This is the mail archive of the
libc-alpha@sourceware.org
mailing list for the glibc project.
Re: [PATCH] powerpc: New feature - HWCAP/HWCAP2 bits in the TCB
- From: Steven Munroe <munroesj at linux dot vnet dot ibm dot com>
- To: Rich Felker <dalias at libc dot org>
- Cc: Szabolcs Nagy <szabolcs dot nagy at arm dot com>, Carlos Eduardo Seo <cseo at linux dot vnet dot ibm dot com>, GLIBC Devel <libc-alpha at sourceware dot org>, Steve Munroe <sjmunroe at us dot ibm dot com>
- Date: Tue, 09 Jun 2015 13:43:09 -0500
- Subject: Re: [PATCH] powerpc: New feature - HWCAP/HWCAP2 bits in the TCB
- Authentication-results: sourceware.org; auth=none
- References: <55760314 dot 6070601 at linux dot vnet dot ibm dot com> <5576FC80 dot 1090806 at arm dot com> <1433862393 dot 21101 dot 9 dot camel at sjmunroe-ThinkPad-W500> <55770ABA dot 1010205 at arm dot com> <20150609165018 dot GK17573 at brightrain dot aerifal dot cx> <1433871424 dot 21101 dot 44 dot camel at sjmunroe-ThinkPad-W500> <20150609174202 dot GL17573 at brightrain dot aerifal dot cx>
- Reply-to: munroesj at linux dot vnet dot ibm dot com
On Tue, 2015-06-09 at 13:42 -0400, Rich Felker wrote:
> On Tue, Jun 09, 2015 at 12:37:04PM -0500, Steven Munroe wrote:
> > On Tue, 2015-06-09 at 12:50 -0400, Rich Felker wrote:
> > > On Tue, Jun 09, 2015 at 04:48:10PM +0100, Szabolcs Nagy wrote:
> > > > >> if hwcap is useful abi between compiler and libc
> > > > >> then why is this done in a powerpc specific way?
> > > > >
> > > > > Other platform are free use this technique.
> > > >
> > > > i think this is not a sustainable approach for
> > > > compiler abi extensions.
> > > >
> > > > (it means juggling with magic offsets on the order
> > > > of compilers * libcs * targets).
> > > >
> > > > unfortunately accessing the ssp canary is already
> > > > broken this way, i'm not sure what's a better abi,
> > > > but it's probably worth thinking about one before
> > > > the tcb code gets too messy.
> > >
> > > For the canary I think it makes sense, even though it's ugly -- the
> > > compiler has to generate a reference in every single function (for
> > > 'all' mode, or just most non-trivial functions in 'strong' mode).

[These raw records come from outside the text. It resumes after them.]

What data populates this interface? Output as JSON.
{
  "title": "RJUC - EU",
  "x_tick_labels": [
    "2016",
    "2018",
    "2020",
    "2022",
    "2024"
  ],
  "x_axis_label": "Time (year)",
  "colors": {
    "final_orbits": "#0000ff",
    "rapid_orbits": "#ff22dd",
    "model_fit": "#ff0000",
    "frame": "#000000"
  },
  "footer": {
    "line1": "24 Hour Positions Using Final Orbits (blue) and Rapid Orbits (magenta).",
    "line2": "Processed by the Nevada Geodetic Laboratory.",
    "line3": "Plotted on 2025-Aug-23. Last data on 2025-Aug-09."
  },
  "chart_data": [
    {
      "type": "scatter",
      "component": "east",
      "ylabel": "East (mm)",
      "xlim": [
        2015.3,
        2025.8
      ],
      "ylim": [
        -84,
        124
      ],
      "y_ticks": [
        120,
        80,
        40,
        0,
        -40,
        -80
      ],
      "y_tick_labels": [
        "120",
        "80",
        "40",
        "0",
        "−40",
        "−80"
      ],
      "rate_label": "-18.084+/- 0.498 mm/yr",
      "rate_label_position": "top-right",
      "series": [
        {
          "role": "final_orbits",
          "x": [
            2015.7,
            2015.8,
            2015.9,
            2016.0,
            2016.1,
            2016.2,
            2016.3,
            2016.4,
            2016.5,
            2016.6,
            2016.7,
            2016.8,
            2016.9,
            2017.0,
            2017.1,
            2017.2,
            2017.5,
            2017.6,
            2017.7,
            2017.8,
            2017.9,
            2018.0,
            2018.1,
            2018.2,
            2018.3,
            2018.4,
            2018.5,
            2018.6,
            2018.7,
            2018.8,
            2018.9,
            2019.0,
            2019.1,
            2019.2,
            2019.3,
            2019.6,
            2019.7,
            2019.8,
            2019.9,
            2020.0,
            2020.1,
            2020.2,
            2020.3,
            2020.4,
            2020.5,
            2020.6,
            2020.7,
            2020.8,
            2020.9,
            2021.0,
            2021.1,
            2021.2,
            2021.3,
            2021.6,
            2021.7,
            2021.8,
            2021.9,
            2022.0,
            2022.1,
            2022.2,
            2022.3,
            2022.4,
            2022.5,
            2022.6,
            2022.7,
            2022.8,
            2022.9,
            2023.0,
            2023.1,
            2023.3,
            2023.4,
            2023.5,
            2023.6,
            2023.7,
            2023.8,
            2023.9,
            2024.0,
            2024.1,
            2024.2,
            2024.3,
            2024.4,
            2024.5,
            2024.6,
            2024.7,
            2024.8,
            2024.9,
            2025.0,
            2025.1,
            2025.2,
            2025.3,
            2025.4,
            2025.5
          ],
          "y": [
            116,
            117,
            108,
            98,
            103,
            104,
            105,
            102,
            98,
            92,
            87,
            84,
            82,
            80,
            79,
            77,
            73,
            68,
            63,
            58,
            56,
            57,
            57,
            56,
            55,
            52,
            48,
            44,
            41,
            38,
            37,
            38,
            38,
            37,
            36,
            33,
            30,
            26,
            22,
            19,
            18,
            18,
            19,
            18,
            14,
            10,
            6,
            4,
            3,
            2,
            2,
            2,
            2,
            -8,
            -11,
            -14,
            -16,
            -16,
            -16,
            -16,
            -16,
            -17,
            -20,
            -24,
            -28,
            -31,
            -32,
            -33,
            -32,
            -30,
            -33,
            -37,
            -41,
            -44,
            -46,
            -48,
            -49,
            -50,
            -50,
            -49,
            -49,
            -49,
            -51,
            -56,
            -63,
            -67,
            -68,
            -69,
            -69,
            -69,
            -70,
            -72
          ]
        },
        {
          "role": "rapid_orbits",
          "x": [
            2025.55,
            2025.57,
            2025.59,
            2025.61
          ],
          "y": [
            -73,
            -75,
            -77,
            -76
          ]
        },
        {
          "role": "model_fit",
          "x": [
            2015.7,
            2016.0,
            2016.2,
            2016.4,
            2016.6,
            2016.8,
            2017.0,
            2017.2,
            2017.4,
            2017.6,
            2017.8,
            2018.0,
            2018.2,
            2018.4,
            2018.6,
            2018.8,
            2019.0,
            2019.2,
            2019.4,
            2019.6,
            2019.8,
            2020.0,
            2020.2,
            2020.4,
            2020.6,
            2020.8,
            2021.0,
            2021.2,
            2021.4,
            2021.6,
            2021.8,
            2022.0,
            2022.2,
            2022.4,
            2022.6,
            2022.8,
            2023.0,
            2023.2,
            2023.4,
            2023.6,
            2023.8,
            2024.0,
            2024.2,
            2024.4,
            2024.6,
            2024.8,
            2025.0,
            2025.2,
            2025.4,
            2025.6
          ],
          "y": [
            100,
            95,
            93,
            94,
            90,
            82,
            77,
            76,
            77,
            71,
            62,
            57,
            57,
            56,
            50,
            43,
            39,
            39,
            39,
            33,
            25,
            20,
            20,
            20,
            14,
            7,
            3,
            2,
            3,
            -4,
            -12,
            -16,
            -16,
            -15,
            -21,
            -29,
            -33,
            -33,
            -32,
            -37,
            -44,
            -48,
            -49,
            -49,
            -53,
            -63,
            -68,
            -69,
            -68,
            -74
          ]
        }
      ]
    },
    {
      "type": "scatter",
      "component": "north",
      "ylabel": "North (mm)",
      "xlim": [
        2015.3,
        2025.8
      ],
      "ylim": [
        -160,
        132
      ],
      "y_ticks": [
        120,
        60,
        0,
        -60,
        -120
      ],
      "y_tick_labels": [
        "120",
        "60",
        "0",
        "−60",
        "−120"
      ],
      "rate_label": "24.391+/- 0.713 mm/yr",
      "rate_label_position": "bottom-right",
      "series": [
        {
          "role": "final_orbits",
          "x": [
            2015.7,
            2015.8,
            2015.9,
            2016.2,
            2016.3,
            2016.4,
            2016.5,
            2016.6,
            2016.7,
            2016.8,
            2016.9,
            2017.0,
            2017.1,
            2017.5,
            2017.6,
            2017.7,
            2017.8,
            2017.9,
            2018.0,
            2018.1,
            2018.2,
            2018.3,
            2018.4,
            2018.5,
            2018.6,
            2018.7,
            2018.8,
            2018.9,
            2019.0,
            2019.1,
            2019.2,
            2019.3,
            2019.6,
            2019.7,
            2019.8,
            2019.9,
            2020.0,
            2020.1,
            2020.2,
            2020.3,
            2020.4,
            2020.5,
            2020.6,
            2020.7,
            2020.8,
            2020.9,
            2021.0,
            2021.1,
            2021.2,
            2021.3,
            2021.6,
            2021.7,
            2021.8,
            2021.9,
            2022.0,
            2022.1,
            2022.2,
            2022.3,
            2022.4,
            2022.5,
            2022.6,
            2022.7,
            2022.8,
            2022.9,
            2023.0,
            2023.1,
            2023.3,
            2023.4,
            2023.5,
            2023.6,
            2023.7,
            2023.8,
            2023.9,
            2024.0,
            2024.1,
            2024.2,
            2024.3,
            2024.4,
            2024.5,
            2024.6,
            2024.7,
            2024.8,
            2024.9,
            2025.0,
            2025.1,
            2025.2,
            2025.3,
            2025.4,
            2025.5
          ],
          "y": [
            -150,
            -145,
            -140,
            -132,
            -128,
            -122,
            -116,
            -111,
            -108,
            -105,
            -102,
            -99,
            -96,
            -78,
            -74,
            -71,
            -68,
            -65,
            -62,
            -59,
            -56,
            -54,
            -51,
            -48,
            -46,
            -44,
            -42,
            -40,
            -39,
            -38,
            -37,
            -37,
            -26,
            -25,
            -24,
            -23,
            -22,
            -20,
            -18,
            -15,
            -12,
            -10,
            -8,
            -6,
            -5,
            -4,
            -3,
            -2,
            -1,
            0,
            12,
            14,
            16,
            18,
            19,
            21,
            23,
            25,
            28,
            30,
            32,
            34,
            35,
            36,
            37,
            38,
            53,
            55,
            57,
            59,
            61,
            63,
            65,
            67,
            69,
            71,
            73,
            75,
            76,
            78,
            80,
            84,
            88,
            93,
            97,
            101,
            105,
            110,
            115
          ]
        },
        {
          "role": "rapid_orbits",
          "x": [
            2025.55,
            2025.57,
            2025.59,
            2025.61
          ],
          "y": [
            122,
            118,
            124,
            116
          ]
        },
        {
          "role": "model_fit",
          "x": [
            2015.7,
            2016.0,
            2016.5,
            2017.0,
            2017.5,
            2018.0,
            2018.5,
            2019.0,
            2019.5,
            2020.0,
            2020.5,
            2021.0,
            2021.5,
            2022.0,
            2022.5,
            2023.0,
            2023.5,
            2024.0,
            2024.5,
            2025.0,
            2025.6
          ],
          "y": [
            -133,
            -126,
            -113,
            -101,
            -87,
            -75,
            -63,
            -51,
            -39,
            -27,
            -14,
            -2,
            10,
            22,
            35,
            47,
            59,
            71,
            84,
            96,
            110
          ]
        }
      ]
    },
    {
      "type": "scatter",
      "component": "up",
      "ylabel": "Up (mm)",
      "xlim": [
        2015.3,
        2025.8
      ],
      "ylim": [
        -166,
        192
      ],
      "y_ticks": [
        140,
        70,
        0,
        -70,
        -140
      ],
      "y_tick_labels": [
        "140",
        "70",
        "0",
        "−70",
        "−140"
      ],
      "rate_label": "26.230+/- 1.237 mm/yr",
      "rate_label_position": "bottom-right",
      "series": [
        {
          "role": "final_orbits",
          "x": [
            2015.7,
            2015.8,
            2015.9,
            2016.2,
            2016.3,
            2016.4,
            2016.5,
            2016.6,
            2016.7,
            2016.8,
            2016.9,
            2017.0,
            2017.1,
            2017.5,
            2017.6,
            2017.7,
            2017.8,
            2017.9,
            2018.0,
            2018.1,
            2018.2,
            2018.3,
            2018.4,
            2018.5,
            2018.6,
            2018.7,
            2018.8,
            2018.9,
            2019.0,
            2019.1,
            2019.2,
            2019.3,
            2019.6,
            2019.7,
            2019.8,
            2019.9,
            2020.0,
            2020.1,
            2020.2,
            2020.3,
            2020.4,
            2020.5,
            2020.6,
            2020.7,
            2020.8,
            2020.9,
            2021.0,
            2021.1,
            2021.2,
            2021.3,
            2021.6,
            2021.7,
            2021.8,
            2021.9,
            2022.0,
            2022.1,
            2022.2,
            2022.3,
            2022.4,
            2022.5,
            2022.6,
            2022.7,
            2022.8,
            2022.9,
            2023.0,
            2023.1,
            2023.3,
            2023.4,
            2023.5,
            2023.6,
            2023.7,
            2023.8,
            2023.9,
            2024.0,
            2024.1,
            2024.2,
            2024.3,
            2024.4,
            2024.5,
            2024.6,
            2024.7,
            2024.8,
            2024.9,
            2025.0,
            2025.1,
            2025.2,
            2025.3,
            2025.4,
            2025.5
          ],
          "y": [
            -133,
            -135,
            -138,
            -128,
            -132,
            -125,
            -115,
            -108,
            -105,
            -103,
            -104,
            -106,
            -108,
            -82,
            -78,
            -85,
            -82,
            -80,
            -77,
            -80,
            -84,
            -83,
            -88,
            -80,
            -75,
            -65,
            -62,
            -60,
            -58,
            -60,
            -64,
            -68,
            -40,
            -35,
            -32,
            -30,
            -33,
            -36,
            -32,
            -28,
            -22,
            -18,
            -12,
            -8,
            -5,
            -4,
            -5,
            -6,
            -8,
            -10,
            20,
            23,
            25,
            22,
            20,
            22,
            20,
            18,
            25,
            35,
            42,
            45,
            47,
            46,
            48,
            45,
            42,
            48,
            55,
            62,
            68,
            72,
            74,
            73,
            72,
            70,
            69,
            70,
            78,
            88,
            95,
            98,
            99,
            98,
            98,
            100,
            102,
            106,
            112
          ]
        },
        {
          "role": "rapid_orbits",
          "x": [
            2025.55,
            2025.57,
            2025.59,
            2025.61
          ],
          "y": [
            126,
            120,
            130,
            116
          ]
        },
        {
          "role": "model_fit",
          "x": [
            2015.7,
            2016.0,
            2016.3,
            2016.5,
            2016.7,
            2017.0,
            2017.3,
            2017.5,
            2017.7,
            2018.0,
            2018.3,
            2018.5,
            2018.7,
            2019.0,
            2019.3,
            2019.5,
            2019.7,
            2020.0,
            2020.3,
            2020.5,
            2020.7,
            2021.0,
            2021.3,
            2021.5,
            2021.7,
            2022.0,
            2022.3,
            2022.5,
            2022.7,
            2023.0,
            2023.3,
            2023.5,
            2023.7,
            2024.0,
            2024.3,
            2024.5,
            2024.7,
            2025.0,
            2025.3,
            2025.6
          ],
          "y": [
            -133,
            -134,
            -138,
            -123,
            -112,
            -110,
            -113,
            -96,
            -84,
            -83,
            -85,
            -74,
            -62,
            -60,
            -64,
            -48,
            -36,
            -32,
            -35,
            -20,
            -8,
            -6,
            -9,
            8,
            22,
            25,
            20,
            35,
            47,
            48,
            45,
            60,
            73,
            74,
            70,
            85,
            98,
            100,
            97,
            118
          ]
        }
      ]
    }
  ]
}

> > > That's much different from a feature (hwcap) that should only be used
> > > at init-time and where, even if programmers did abuse it and use it
> > > over and over at runtime, it's only going to be a small constant
> > > overhead in a presumably medium to large sized function, and the cost
> > > is only the need to setup the GOT register and load from the GOT,
> > > anyway.
> >
> > You are entitled to you own opinion but you are not accounting for the
> > aggressive out of order execution the POWER processors and specifics of
> > the PowerISA. In the time it take to load indirect via the TOC (4 cycles
> > minimum) compare/branch we could have executed 12-16 useful
> > instructions.
> >
> > Any indirection exposes the sequences to hazards (like cache miss) which
> > only make things worse.
> >
> > As stated before I have thought about this and understand the options in
> > the context of the PowerISA, POWER micro-architecture, and the PowerPC
> > ABIs. This information is publicly available (if a little hard to find)

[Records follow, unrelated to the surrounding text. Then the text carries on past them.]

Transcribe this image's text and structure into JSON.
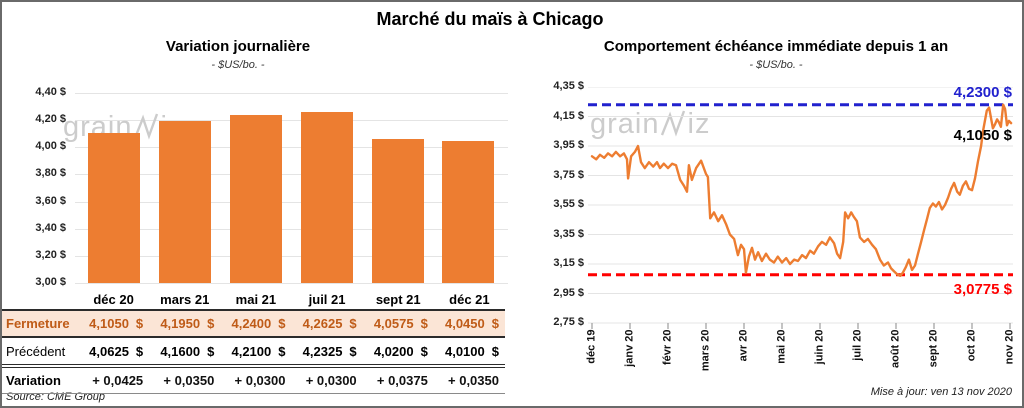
{
  "header": {
    "title": "Marché du maïs à Chicago"
  },
  "watermark": {
    "part1": "grain",
    "part2": "iz"
  },
  "colors": {
    "bar_orange": "#ED7D31",
    "line_orange": "#ED7D31",
    "ref_blue": "#2121CE",
    "ref_red": "#FF0000",
    "variation_green": "#00A22E",
    "fermeture_bg": "#FBE5D6",
    "fermeture_text": "#BF5B17",
    "gridline": "#e4e4e4",
    "watermark_gray": "#cccccc"
  },
  "chart_data": [
    {
      "type": "bar",
      "title": "Variation journalière",
      "subtitle": "- $US/bo. -",
      "categories": [
        "déc 20",
        "mars 21",
        "mai 21",
        "juil 21",
        "sept 21",
        "déc 21"
      ],
      "values": [
        4.105,
        4.195,
        4.24,
        4.2625,
        4.0575,
        4.045
      ],
      "ylim": [
        3.0,
        4.4
      ],
      "ytick_step": 0.2,
      "ytick_labels": [
        "4,40 $",
        "4,20 $",
        "4,00 $",
        "3,80 $",
        "3,60 $",
        "3,40 $",
        "3,20 $",
        "3,00 $"
      ],
      "grid": true,
      "bar_color": "#ED7D31"
    },
    {
      "type": "line",
      "title": "Comportement échéance immédiate depuis 1 an",
      "subtitle": "- $US/bo. -",
      "x_tick_labels": [
        "déc 19",
        "janv 20",
        "févr 20",
        "mars 20",
        "avr 20",
        "mai 20",
        "juin 20",
        "juil 20",
        "août 20",
        "sept 20",
        "oct 20",
        "nov 20"
      ],
      "ylim": [
        2.75,
        4.35
      ],
      "ytick_step": 0.2,
      "ytick_labels": [
        "4,35 $",
        "4,15 $",
        "3,95 $",
        "3,75 $",
        "3,55 $",
        "3,35 $",
        "3,15 $",
        "2,95 $",
        "2,75 $"
      ],
      "grid": true,
      "line_color": "#ED7D31",
      "ref_lines": [
        {
          "value": 4.23,
          "label": "4,2300 $",
          "color": "#2121CE"
        },
        {
          "value": 3.0775,
          "label": "3,0775 $",
          "color": "#FF0000"
        }
      ],
      "last_point": {
        "value": 4.105,
        "label": "4,1050 $",
        "color": "#000000"
      },
      "points": [
        [
          0,
          3.88
        ],
        [
          0.11,
          3.86
        ],
        [
          0.21,
          3.89
        ],
        [
          0.32,
          3.87
        ],
        [
          0.42,
          3.9
        ],
        [
          0.53,
          3.88
        ],
        [
          0.63,
          3.91
        ],
        [
          0.74,
          3.88
        ],
        [
          0.84,
          3.9
        ],
        [
          0.92,
          3.86
        ],
        [
          0.95,
          3.73
        ],
        [
          1.03,
          3.88
        ],
        [
          1.13,
          3.91
        ],
        [
          1.21,
          3.95
        ],
        [
          1.29,
          3.84
        ],
        [
          1.39,
          3.8
        ],
        [
          1.5,
          3.84
        ],
        [
          1.61,
          3.81
        ],
        [
          1.71,
          3.84
        ],
        [
          1.79,
          3.8
        ],
        [
          1.89,
          3.83
        ],
        [
          2.0,
          3.8
        ],
        [
          2.11,
          3.83
        ],
        [
          2.21,
          3.82
        ],
        [
          2.32,
          3.72
        ],
        [
          2.42,
          3.68
        ],
        [
          2.5,
          3.64
        ],
        [
          2.55,
          3.82
        ],
        [
          2.63,
          3.72
        ],
        [
          2.74,
          3.8
        ],
        [
          2.87,
          3.85
        ],
        [
          3.0,
          3.76
        ],
        [
          3.05,
          3.74
        ],
        [
          3.11,
          3.46
        ],
        [
          3.21,
          3.5
        ],
        [
          3.32,
          3.44
        ],
        [
          3.42,
          3.48
        ],
        [
          3.53,
          3.42
        ],
        [
          3.63,
          3.35
        ],
        [
          3.74,
          3.32
        ],
        [
          3.84,
          3.21
        ],
        [
          3.92,
          3.28
        ],
        [
          4.0,
          3.25
        ],
        [
          4.05,
          3.09
        ],
        [
          4.13,
          3.2
        ],
        [
          4.21,
          3.26
        ],
        [
          4.29,
          3.18
        ],
        [
          4.37,
          3.23
        ],
        [
          4.47,
          3.17
        ],
        [
          4.58,
          3.22
        ],
        [
          4.68,
          3.18
        ],
        [
          4.79,
          3.16
        ],
        [
          4.89,
          3.2
        ],
        [
          5.0,
          3.16
        ],
        [
          5.11,
          3.19
        ],
        [
          5.21,
          3.15
        ],
        [
          5.32,
          3.18
        ],
        [
          5.42,
          3.17
        ],
        [
          5.53,
          3.21
        ],
        [
          5.63,
          3.19
        ],
        [
          5.74,
          3.24
        ],
        [
          5.84,
          3.22
        ],
        [
          5.95,
          3.27
        ],
        [
          6.05,
          3.3
        ],
        [
          6.16,
          3.28
        ],
        [
          6.26,
          3.33
        ],
        [
          6.37,
          3.29
        ],
        [
          6.45,
          3.22
        ],
        [
          6.53,
          3.19
        ],
        [
          6.61,
          3.3
        ],
        [
          6.66,
          3.5
        ],
        [
          6.74,
          3.46
        ],
        [
          6.82,
          3.5
        ],
        [
          6.89,
          3.47
        ],
        [
          6.97,
          3.44
        ],
        [
          7.05,
          3.33
        ],
        [
          7.16,
          3.3
        ],
        [
          7.26,
          3.32
        ],
        [
          7.37,
          3.28
        ],
        [
          7.47,
          3.25
        ],
        [
          7.58,
          3.18
        ],
        [
          7.68,
          3.14
        ],
        [
          7.79,
          3.16
        ],
        [
          7.87,
          3.12
        ],
        [
          7.95,
          3.1
        ],
        [
          8.03,
          3.08
        ],
        [
          8.11,
          3.07
        ],
        [
          8.18,
          3.09
        ],
        [
          8.26,
          3.13
        ],
        [
          8.34,
          3.18
        ],
        [
          8.42,
          3.11
        ],
        [
          8.5,
          3.14
        ],
        [
          8.58,
          3.22
        ],
        [
          8.66,
          3.3
        ],
        [
          8.74,
          3.38
        ],
        [
          8.82,
          3.46
        ],
        [
          8.89,
          3.53
        ],
        [
          8.97,
          3.56
        ],
        [
          9.05,
          3.54
        ],
        [
          9.13,
          3.57
        ],
        [
          9.21,
          3.52
        ],
        [
          9.29,
          3.55
        ],
        [
          9.37,
          3.6
        ],
        [
          9.45,
          3.66
        ],
        [
          9.53,
          3.7
        ],
        [
          9.61,
          3.64
        ],
        [
          9.68,
          3.62
        ],
        [
          9.76,
          3.68
        ],
        [
          9.84,
          3.71
        ],
        [
          9.92,
          3.66
        ],
        [
          10.0,
          3.65
        ],
        [
          10.08,
          3.73
        ],
        [
          10.16,
          3.85
        ],
        [
          10.24,
          3.95
        ],
        [
          10.29,
          4.05
        ],
        [
          10.34,
          4.12
        ],
        [
          10.39,
          4.19
        ],
        [
          10.45,
          4.21
        ],
        [
          10.5,
          4.14
        ],
        [
          10.55,
          4.07
        ],
        [
          10.61,
          4.1
        ],
        [
          10.66,
          4.13
        ],
        [
          10.71,
          4.11
        ],
        [
          10.76,
          4.08
        ],
        [
          10.82,
          4.23
        ],
        [
          10.87,
          4.2
        ],
        [
          10.92,
          4.09
        ],
        [
          10.97,
          4.12
        ],
        [
          11.03,
          4.105
        ]
      ]
    }
  ],
  "table": {
    "columns": [
      "déc 20",
      "mars 21",
      "mai 21",
      "juil 21",
      "sept 21",
      "déc 21"
    ],
    "currency": "$",
    "rows": [
      {
        "label": "Fermeture",
        "style": "fermeture",
        "with_currency": true,
        "values": [
          "4,1050",
          "4,1950",
          "4,2400",
          "4,2625",
          "4,0575",
          "4,0450"
        ]
      },
      {
        "label": "Précédent",
        "style": "precedent",
        "with_currency": true,
        "values": [
          "4,0625",
          "4,1600",
          "4,2100",
          "4,2325",
          "4,0200",
          "4,0100"
        ]
      },
      {
        "label": "Variation",
        "style": "variation",
        "with_currency": false,
        "values": [
          "+ 0,0425",
          "+ 0,0350",
          "+ 0,0300",
          "+ 0,0300",
          "+ 0,0375",
          "+ 0,0350"
        ]
      }
    ]
  },
  "footer": {
    "source": "Source: CME Group",
    "updated": "Mise à jour: ven 13 nov 2020"
  }
}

> > but I doubt you have taken the time to study it in detail, if at all.
> >
> > I suspect you base your opinion on other architectures and hardware
> > implementations that do not apply to this situation.
>
> That's nice but all theoretical. I've seen countless such theoretical
> claims from people who are coming from a standpoint of the vendor
> manuals for the ISA they're working with, and more often than not,
> they don't translate into measurable benefits. (I've been guilty of
> this myself too, going to great lengths to tweak x86 codegen or even
> write the asm by hand, only to find the resulting code to run the
> exact same speed.) Creating a permanent ABI is an extremely high cost,
> and unless you can justify the cost with actual measurements and a
> reason to believe those measurements have anything to do with
> real-world usage needs, I believe it's an unjustified cost.
>
This is not theory, I am thinking at the level of pipeline cycle timing
for P7/P8. I have been at this so long I can do this in my head.
Now experience does tell me that adding an indirection and the
associated exposure to cache miss hazard can mean the the performance
optimization gets lost in the hazard when it is measured.
I have been to this movie, I don't need to see it again.